Fear 3: Bank of America Has Huge Sovereign Exposure to the PIIGS
Again, lets go into Bank of America's 10-Q and get the facts, not conjectures and theories based on emotions and opinions. Page 106 shows that total sovereign exposure is a mere $119 million (after applying CDS that Bank of America bought to protect itself from losses).
Fear 4: Bank of America's CDS are at 395 bps Bankruptcy is Days Away.
I don't know if the CDS spike is due to the stock price decline or vice versa, but Bank of America is not going bankrupt anytime soon. According to its 10-Q, Bank of America has cash and cash equivalents equal to $119 billion, $20 billion in liquid short term investments, and trading assets outnumber trading liabilities by around $75 billion. To top it off, Bank of America has enough cash to payoff all of its short-term debt today, and still service it's long-term debt.

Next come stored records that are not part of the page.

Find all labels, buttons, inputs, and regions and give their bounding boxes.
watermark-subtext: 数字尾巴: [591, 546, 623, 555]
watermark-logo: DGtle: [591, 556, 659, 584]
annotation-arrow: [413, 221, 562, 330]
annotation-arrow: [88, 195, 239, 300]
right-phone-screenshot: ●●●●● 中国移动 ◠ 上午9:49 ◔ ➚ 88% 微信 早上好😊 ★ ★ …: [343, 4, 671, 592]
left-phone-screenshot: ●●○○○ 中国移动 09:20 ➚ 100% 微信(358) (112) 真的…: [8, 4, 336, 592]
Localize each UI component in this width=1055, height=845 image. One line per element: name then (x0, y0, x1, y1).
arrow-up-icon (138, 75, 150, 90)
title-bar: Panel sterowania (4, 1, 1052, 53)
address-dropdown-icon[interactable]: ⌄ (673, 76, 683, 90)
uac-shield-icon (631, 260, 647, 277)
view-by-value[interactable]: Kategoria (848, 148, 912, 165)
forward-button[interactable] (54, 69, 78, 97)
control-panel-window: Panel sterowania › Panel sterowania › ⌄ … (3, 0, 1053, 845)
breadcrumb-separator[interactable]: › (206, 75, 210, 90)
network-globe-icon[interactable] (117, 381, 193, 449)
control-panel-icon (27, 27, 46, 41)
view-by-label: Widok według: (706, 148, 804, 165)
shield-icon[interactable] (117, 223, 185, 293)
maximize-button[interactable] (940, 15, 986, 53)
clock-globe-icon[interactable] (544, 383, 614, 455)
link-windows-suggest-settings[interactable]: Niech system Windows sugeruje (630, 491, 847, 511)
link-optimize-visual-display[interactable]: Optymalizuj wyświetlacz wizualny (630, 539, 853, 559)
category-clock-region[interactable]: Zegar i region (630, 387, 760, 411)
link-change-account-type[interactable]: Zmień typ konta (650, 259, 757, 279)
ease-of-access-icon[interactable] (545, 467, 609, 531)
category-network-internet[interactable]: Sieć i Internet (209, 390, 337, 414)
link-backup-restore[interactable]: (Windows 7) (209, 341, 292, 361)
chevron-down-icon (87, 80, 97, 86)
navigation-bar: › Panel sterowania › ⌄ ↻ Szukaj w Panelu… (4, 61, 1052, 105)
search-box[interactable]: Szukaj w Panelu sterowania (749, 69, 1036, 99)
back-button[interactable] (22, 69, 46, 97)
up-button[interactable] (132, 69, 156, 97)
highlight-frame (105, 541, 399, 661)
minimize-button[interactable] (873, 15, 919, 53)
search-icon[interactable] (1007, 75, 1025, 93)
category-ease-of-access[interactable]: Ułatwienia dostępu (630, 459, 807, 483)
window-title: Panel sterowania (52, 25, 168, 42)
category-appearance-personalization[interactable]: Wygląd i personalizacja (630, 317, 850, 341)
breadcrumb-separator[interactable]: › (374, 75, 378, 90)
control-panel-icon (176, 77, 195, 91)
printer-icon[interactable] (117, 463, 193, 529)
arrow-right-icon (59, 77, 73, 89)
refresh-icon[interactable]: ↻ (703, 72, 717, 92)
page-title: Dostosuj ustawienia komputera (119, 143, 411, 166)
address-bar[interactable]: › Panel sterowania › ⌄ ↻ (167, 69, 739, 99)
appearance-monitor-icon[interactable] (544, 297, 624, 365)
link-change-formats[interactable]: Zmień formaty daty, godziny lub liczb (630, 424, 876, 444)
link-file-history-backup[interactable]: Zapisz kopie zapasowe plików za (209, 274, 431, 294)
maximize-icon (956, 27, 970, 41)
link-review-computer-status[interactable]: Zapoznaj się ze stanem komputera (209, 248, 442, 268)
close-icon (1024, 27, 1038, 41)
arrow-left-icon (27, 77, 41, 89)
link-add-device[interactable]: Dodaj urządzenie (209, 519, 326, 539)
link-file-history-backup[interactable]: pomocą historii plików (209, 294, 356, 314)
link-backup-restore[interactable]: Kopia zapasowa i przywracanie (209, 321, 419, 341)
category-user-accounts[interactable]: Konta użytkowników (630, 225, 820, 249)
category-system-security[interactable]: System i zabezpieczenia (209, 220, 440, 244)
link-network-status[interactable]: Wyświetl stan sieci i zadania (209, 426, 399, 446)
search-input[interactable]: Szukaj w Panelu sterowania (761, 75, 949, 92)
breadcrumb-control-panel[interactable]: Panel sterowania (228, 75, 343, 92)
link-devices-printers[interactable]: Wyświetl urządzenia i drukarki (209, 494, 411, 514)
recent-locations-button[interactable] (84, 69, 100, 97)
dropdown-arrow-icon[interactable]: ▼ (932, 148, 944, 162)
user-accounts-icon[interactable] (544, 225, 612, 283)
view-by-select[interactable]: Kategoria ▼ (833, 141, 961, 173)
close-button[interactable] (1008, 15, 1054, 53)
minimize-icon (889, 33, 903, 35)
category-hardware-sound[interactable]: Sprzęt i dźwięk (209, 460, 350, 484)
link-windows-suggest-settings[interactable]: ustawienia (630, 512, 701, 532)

I am not saying there is no risk associated with Bank of America. Check my research, and make your own decision. This stock is ruled by headlines and fear, plain and simple. Analysts keep saying that the market believes they need to raise more capital, but the market is not always right. I think that it is quite possible for BAC to drop to $5/share in the short term, but it is a great long-term investment for a brave value investor. Stop listening to the headlines and fearmongers, don't follow the herd, do the research, and make your own decision.